Tell us the story behind a favourite item in your home
This ties into the journey about learning where I’m from. I actually went to the market in Sudan, probably about ten years ago at this point, and it’s very hard to find a lot of antique, traditional pieces. In a lot of places where tourism is a huge industry, people are inspired to provide markets with a lot of inventory but because Sudan has had US sanctions on it for 23 years and travel is actually really hard for foreigners in Sudan, which is getting better now, I was looking for some sort of rug to decorate my home with. I ended up going to so many different markets day in and day out and then finally, I found this one beautiful rug that was handmade of camel hair. It’s red and white and black and has the very quintessential – I find desert cultures around the world have a lot of the same geometric patterns and colourings – you would think it could also be Native American or from the South West. It was just so interesting to me and it was from a Nomadic tribe called the Rashaida who originally came from Saudi Arabia and can be found on the border between Eritrea and Sudan, and I still have it to this day and it’s probably one of my most prized pieces.

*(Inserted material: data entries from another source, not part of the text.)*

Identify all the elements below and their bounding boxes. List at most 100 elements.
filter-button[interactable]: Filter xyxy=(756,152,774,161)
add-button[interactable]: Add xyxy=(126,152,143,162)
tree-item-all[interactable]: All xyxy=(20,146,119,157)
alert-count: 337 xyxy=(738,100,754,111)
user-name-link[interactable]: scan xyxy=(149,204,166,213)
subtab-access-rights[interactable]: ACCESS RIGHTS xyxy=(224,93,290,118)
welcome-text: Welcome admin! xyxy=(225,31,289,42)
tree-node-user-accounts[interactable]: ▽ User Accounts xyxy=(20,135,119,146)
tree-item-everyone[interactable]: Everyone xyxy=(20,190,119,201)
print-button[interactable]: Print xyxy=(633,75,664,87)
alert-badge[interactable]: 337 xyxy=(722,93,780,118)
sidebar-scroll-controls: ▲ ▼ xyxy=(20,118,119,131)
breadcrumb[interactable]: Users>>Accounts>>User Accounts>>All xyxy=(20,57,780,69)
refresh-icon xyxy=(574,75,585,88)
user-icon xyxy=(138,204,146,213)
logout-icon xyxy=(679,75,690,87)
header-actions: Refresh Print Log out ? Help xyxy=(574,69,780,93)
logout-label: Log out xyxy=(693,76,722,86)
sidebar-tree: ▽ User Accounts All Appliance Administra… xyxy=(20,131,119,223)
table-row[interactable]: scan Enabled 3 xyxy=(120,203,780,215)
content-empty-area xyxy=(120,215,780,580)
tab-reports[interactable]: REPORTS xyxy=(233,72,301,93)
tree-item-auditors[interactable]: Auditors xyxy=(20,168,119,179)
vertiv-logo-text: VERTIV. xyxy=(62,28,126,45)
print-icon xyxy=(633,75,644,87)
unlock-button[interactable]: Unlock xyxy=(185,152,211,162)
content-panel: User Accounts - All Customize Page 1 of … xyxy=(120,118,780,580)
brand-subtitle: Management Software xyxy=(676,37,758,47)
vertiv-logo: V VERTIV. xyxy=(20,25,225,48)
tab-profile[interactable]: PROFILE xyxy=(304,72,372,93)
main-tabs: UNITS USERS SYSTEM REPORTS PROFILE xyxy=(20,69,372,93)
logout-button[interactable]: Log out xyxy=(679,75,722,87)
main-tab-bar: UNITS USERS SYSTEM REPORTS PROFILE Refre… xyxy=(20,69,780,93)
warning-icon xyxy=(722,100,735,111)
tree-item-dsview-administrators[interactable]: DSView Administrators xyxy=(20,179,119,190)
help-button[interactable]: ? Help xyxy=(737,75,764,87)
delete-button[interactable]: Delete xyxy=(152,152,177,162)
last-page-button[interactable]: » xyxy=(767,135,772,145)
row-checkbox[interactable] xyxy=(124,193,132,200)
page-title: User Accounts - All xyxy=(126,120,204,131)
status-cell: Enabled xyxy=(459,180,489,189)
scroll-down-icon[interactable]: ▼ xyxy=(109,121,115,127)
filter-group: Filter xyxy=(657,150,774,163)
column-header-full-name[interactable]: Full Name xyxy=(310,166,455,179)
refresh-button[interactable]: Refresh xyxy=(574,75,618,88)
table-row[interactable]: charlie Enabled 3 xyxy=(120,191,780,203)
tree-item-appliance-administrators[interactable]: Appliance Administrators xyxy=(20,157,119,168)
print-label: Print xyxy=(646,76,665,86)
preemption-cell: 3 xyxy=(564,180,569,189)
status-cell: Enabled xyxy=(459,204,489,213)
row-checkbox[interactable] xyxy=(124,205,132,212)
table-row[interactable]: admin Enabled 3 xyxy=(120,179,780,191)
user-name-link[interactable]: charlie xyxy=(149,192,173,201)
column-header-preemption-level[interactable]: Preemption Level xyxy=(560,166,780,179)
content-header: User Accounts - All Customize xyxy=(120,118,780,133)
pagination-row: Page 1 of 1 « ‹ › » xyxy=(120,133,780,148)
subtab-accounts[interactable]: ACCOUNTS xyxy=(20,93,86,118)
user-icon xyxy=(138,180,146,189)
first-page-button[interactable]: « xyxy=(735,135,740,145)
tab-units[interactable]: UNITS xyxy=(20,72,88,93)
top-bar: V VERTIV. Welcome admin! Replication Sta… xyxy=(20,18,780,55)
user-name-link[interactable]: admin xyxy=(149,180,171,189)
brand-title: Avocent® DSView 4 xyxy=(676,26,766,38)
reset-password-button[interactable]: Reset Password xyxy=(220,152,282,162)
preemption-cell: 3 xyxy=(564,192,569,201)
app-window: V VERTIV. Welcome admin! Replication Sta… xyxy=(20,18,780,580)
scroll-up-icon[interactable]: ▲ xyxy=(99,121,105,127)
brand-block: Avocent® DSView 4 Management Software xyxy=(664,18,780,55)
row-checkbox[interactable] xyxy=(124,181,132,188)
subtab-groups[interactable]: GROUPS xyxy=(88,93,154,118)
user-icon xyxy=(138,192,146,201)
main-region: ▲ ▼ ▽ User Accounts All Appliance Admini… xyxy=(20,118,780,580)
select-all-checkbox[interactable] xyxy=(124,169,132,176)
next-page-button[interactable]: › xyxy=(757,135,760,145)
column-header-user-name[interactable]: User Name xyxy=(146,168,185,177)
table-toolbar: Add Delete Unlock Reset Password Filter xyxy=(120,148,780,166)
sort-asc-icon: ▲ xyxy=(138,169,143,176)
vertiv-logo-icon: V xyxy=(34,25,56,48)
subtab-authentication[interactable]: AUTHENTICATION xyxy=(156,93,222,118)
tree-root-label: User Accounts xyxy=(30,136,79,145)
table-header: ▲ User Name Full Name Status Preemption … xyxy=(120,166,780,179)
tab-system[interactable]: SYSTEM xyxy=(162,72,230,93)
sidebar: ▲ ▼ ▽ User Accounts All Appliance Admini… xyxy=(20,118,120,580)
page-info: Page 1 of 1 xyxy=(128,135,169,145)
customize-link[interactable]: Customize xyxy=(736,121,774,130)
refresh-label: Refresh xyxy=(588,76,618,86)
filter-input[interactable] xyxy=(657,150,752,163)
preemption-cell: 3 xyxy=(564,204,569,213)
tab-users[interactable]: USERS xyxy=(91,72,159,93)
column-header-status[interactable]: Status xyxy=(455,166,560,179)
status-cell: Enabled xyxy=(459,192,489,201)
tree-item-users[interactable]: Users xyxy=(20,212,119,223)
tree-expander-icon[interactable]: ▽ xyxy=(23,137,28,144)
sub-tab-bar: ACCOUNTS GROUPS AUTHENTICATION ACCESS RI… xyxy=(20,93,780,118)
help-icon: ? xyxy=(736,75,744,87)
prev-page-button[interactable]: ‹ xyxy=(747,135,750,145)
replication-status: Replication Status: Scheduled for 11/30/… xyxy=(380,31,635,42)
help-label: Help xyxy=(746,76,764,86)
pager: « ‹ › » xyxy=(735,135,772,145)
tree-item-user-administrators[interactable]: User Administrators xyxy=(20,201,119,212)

What makes a house a home, to you?
I think for me it’s when your inner world is reflected in your outer world. It’s a little hard if your inner world is a little chaotic, and we all go through that wave of our bedrooms reflecting our inner world and all of a sudden we clean up and we feel completely connected. But for me, it’s my centre - if my home is still and beautiful, well-kept and serene, it’s a relationship with my inner world. Sometimes if I’m chaotic and I work on my home and I make it beautiful – I clean up and light some incense and drink some tea in it – then all of a sudden it calms me down. So it’s like this beautiful, connected relationship.
Where is your home away from home?
It’s interesting because I feel like New York is now my home and on some level Kenya is my home away from home, although it was my home for a while. So it’s definitely where I feel most at home – being on the Indian Ocean for me and being in Kenya. I have a lot of family friends that were like family growing up and also my sister lives in Kenya and my parents have their house in Kenya, so it feels like that’s definitely my home away from home.
Who or what do you consider to be an arbiter of style?
Instead of one person it would be women around the world who embody their identity. It’s always been really fascinating for me. I was recently in Guatemala and went to a ceramics workshop to visit their production and on the way there was the weekly market, with all of these women who were selling fish or weaving. It was so amazing to see a market full of women, completely embodied in their culture. So I think that’s definitely what I always lean towards, and what inspires me is seeing different women in their environments.
For the Plum Guide ‘Perfect Stay’ home test, we collaborate with experts from different fields — from psychologists and hospitality experts to architects and interior designers — to identify the ingredients a holiday home needs in order to deliver a perfect stay. If you were designing a test or set of criteria for the perfect holiday home, what ingredient(s) would you specify as essential for the perfect stay?
I think good company, definitely. I feel like when I have good company and when I’m hosting guests it inspires the whole space – from the food to the table setting to whether it’s puzzles or board games or a cosy experience over some wine. Definitely having the right house guests creates the whole environment naturally.